Thursday, May 18, 2006

Codex, Roll, and Libraries in Oxyrhynchus

This is the title of another article in the current edition of the Tyndale Bulletin by Don C. Barker (Macquarie University, Sydney). Barker reconstructs the contents of This is basically a comparison between the remnants of the first of two secular library collections found at Oxyrhynchus in 1906 (a basket full of nine classical works from the second and third centuries). Barker runs a multi-level comparison between these texts and early Christian texts from the same period and location, focusing especially (but not exclusively) on format issues.

Here is the abstract:

  • The fragmented discards of a library from the ancient city of Oxyrhynchus in middle Egypt provide us with an excellent ‘sample’ to conduct a comparative analysis with the contemporary Christian books from the same city.
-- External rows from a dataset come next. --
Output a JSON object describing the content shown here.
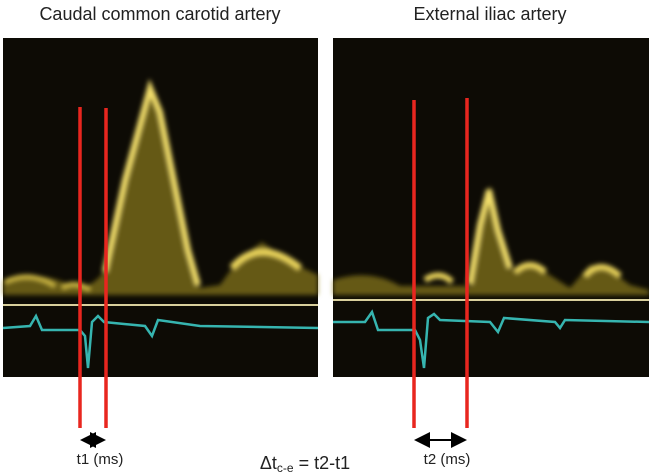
{
  "panels": [
    {
      "title": "Caudal common carotid artery",
      "interval_label": "t1 (ms)"
    },
    {
      "title": "External iliac artery",
      "interval_label": "t2 (ms)"
    }
  ],
  "formula": {
    "prefix": "Δt",
    "subscript": "c-e",
    "suffix": " = t2-t1"
  }
}
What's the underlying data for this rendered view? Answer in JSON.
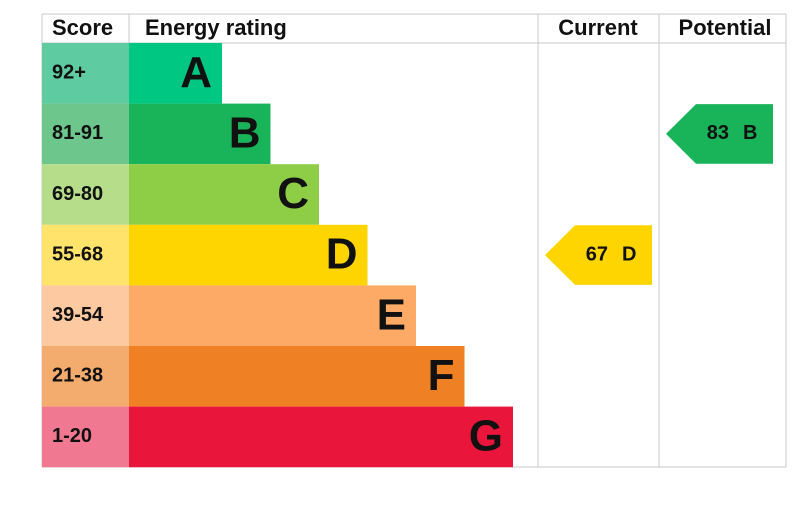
{
  "header": {
    "score": "Score",
    "rating": "Energy rating",
    "current": "Current",
    "potential": "Potential"
  },
  "bands": [
    {
      "score": "92+",
      "letter": "A",
      "color": "#00c781",
      "score_color": "#5fcba0"
    },
    {
      "score": "81-91",
      "letter": "B",
      "color": "#19b459",
      "score_color": "#6dc68b"
    },
    {
      "score": "69-80",
      "letter": "C",
      "color": "#8dce46",
      "score_color": "#b5dd8a"
    },
    {
      "score": "55-68",
      "letter": "D",
      "color": "#ffd500",
      "score_color": "#ffe36b"
    },
    {
      "score": "39-54",
      "letter": "E",
      "color": "#fcaa65",
      "score_color": "#fdc9a0"
    },
    {
      "score": "21-38",
      "letter": "F",
      "color": "#ef8023",
      "score_color": "#f4ab6e"
    },
    {
      "score": "1-20",
      "letter": "G",
      "color": "#e9153b",
      "score_color": "#f07890"
    }
  ],
  "current": {
    "value": 67,
    "letter": "D"
  },
  "potential": {
    "value": 83,
    "letter": "B"
  }
}
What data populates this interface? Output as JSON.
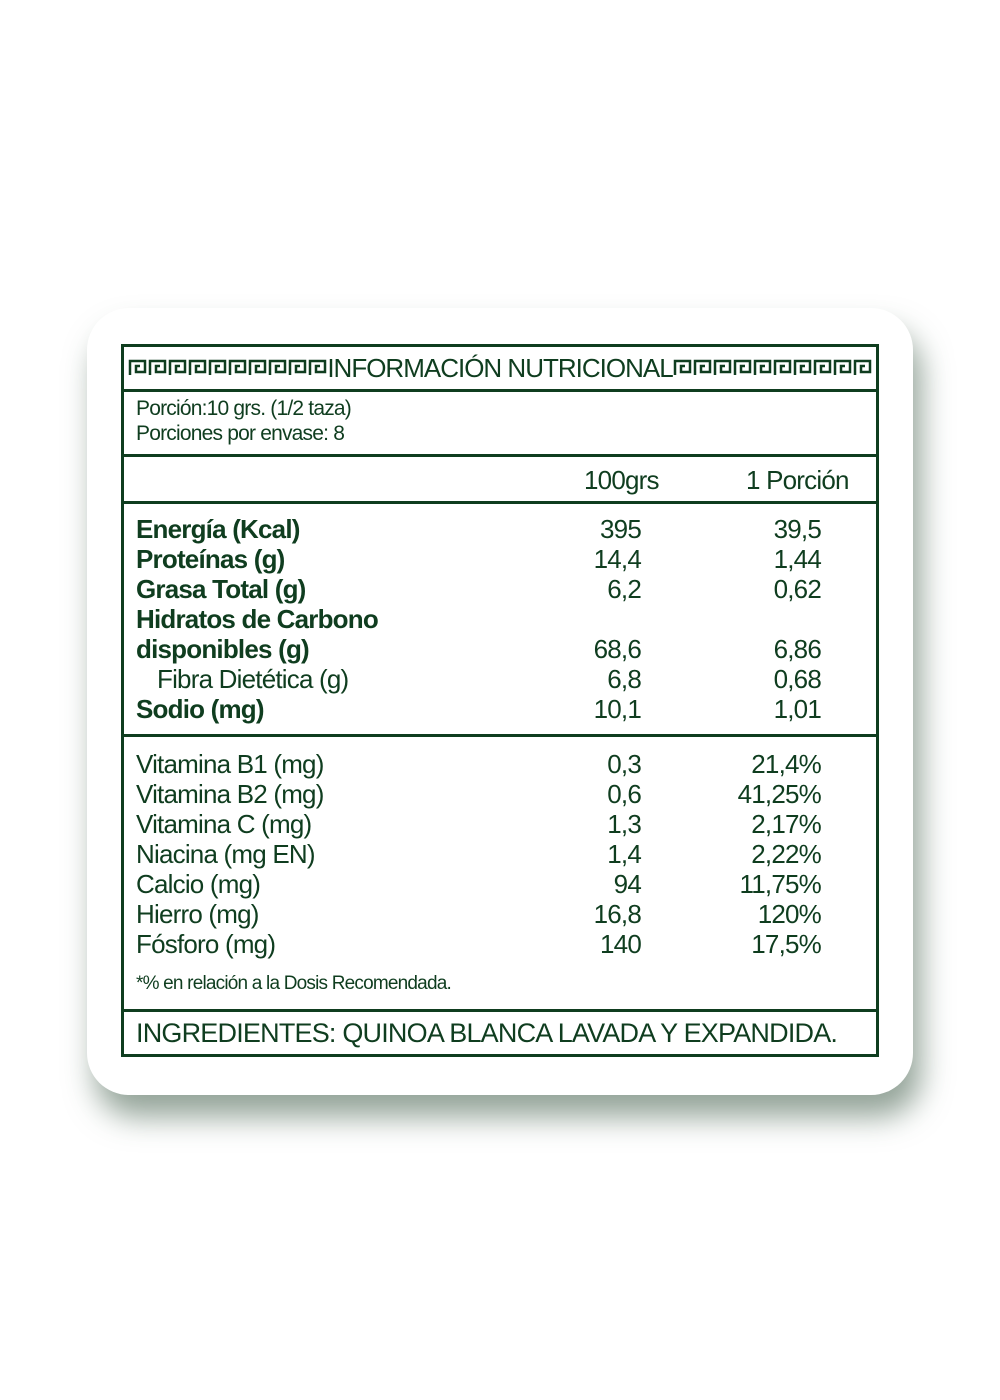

Both the secular and the Christian books in general share common features except for their construction: the library books are rolls whereas the Christian books are in the codex format. What led the Christians to choose this ‘new technology’? Could it be that the driving reason was the protection of the contents against tampering?


Anonymous said...

I should think the driving reason would be obvious:

Sword drills

Peter M. Head said...

"sword drills"? If you mean the facility for random over against sequential access then I think you are right - that must be a factor in the popularity of the codex.